CSUA Training Results

Praveen

Note: The code had an error, so it was only training one decoder :( So these results are not very significant. See also https://github.com/facebookresearch/music-translation/issues/7 and https://github.com/facebookresearch/music-translation/issues/15

I compared the results of training the Universal Music Translation Network on CSUA to running inference with the provided pre-trained model.

You can see the full log here.

Here are some plots:

Loss

First, I clipped the loss for clarity. Here are some histograms illustrating the need to clip loss:

What we can see is that there are a very few epochs that had ridiculously high training loss (150ish) whereas almost all epochs has loss between 0 and 6 for both test and train. So I’ve clipped the loss to that range for the following plots:

You might notice that this was slightly irregular training. In particular, around the “400” epoch mark the epochs actually reset to 0 because I re-ran the training (and, I guess, didn’t load from a checkpoint…)

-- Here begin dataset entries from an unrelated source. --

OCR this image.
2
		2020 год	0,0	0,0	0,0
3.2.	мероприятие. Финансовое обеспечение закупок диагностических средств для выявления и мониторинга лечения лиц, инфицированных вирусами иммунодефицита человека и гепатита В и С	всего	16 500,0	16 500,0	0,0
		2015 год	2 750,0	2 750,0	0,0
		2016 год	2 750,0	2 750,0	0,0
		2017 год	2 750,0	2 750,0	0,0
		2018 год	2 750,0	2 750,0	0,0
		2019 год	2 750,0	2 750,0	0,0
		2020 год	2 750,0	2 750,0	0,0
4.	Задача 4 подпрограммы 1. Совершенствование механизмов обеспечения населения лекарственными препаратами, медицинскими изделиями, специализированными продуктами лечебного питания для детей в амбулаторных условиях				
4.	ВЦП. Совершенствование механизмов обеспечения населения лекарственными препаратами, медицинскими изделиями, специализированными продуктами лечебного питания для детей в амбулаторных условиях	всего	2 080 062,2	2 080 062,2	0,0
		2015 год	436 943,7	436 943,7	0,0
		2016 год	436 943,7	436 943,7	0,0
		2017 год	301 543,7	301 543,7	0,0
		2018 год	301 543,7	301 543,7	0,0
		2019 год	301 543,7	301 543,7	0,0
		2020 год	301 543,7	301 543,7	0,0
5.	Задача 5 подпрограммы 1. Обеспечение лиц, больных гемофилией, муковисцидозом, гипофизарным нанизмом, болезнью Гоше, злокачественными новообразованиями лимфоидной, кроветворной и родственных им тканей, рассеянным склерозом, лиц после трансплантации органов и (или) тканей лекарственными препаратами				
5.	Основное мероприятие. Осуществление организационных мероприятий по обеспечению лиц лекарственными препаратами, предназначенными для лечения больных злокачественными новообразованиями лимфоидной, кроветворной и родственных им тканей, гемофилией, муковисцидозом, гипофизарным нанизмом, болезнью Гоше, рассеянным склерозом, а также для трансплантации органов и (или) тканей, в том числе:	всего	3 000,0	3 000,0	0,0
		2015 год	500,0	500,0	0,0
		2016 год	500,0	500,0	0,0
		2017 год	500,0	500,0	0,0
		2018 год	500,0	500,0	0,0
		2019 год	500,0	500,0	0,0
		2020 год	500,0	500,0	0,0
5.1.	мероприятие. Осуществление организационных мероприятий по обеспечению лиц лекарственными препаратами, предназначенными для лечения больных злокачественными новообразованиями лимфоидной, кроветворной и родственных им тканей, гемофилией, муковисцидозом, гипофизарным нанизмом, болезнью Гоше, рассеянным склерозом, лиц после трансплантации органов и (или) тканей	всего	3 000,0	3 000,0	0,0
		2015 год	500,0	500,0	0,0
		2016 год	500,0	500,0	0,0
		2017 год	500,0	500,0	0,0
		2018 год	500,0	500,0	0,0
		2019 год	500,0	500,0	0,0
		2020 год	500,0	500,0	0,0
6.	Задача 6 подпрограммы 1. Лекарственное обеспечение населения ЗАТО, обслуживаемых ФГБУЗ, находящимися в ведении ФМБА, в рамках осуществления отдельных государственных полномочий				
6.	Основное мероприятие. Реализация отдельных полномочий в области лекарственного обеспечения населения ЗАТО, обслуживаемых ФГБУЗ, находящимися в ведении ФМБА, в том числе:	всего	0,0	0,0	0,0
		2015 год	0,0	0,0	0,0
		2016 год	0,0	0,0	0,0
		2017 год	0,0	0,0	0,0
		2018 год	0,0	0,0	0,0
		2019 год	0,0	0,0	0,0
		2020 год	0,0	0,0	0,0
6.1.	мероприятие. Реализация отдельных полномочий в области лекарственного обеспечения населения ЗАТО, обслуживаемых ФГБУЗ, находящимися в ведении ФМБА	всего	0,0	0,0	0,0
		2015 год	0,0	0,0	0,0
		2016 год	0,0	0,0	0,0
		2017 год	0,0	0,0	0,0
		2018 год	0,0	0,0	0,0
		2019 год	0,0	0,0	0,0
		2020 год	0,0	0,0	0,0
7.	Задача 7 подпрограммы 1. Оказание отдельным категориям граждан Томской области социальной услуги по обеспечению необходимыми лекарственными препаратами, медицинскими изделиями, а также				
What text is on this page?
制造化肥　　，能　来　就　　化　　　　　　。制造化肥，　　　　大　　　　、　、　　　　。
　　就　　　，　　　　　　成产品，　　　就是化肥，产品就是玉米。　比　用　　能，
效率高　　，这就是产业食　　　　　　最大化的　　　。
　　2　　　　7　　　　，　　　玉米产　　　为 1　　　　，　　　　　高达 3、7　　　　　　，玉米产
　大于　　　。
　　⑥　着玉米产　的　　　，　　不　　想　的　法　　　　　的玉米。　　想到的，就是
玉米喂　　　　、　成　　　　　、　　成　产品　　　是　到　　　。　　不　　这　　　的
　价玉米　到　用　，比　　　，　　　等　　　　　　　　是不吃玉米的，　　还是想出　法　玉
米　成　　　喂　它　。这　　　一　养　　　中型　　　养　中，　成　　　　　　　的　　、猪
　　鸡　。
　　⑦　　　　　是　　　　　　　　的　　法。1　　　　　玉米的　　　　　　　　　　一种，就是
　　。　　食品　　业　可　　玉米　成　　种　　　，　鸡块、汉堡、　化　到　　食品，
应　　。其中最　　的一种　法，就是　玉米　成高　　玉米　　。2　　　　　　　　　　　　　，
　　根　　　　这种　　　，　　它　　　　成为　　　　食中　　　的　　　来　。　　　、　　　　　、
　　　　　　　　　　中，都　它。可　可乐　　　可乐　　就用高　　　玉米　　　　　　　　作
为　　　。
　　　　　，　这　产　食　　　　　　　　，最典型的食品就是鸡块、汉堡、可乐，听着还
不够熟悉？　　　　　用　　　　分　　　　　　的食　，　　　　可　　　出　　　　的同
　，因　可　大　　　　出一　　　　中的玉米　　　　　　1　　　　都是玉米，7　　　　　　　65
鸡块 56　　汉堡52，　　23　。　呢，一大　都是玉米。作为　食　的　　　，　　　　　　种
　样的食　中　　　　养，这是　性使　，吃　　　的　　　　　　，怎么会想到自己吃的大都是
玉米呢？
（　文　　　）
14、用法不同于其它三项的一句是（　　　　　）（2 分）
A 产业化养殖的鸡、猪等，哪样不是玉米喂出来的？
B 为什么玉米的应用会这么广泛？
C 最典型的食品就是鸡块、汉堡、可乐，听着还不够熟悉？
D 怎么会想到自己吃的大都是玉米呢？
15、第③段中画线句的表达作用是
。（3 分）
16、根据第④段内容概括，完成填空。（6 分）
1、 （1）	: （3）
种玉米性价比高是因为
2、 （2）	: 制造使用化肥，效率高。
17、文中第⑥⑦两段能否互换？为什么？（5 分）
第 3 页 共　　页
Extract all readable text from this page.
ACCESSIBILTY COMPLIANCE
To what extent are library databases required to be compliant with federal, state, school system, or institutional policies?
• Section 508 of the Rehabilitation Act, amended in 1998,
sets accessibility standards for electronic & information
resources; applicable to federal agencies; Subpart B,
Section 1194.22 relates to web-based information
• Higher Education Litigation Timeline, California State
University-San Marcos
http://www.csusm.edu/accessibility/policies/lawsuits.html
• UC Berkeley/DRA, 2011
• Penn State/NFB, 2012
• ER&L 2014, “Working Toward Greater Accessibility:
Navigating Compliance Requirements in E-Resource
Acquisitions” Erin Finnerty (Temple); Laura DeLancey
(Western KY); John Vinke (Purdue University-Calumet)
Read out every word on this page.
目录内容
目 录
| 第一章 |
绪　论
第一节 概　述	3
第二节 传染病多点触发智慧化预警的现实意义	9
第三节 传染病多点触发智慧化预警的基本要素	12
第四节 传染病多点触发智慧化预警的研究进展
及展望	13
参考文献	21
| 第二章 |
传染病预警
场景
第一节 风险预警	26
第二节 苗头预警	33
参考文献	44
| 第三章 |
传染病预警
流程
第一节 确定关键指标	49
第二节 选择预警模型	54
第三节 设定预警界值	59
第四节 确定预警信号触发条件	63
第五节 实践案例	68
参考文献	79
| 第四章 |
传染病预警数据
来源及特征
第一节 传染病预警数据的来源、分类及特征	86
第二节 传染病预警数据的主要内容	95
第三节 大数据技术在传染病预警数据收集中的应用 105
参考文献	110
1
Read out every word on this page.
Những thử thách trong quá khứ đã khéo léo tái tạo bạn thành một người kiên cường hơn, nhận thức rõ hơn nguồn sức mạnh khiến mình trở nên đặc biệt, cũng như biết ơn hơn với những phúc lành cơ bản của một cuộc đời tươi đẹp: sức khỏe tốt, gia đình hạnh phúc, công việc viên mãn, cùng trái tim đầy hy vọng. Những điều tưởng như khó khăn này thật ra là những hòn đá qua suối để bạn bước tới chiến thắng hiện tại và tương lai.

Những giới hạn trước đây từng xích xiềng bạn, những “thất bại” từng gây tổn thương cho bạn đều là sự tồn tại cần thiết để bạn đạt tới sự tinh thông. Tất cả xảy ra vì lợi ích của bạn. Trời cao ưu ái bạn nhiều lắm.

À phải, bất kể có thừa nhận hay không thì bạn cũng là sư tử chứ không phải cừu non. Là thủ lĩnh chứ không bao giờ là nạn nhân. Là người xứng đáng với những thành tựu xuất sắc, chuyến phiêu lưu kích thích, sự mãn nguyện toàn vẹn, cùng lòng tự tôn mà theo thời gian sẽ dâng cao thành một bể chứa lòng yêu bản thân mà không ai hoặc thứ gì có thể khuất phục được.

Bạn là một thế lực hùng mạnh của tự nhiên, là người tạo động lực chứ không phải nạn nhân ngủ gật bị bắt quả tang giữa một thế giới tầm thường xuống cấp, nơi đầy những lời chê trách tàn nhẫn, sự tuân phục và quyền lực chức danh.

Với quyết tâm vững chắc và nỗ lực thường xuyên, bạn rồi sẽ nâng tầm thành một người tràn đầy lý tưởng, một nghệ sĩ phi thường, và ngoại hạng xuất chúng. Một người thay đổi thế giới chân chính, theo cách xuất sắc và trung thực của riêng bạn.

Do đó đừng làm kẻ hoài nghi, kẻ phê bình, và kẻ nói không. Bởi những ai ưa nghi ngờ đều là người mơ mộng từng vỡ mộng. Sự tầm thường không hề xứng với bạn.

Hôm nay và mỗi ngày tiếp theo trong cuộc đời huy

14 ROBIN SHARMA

Anyway, what’s notable is that both training and test loss did decline over time, apart from domain 6 (I have no idea what was happening there) and a few spikes in train/test loss.

The last run diverged in loss near the end, though, and just generated noise as output.

Audio samples!

Pretrained model

Original

To cello

Best model from training on CSUA

Original

To cello

The big issue with the trained model seems to be that it’s encoding and decoding domain information. So the result has some piano sound, even though it should be in the cello domain.

Perhaps training for a longer time would help, as long as the model doesn’t diverge.

NOTE: I had to reduce the batch size from 32 to 8 because I wanted to run on only 2 GPUs. This might have increasing the likelihood of the model diverging, as it eventually did.

Written on March 19, 2020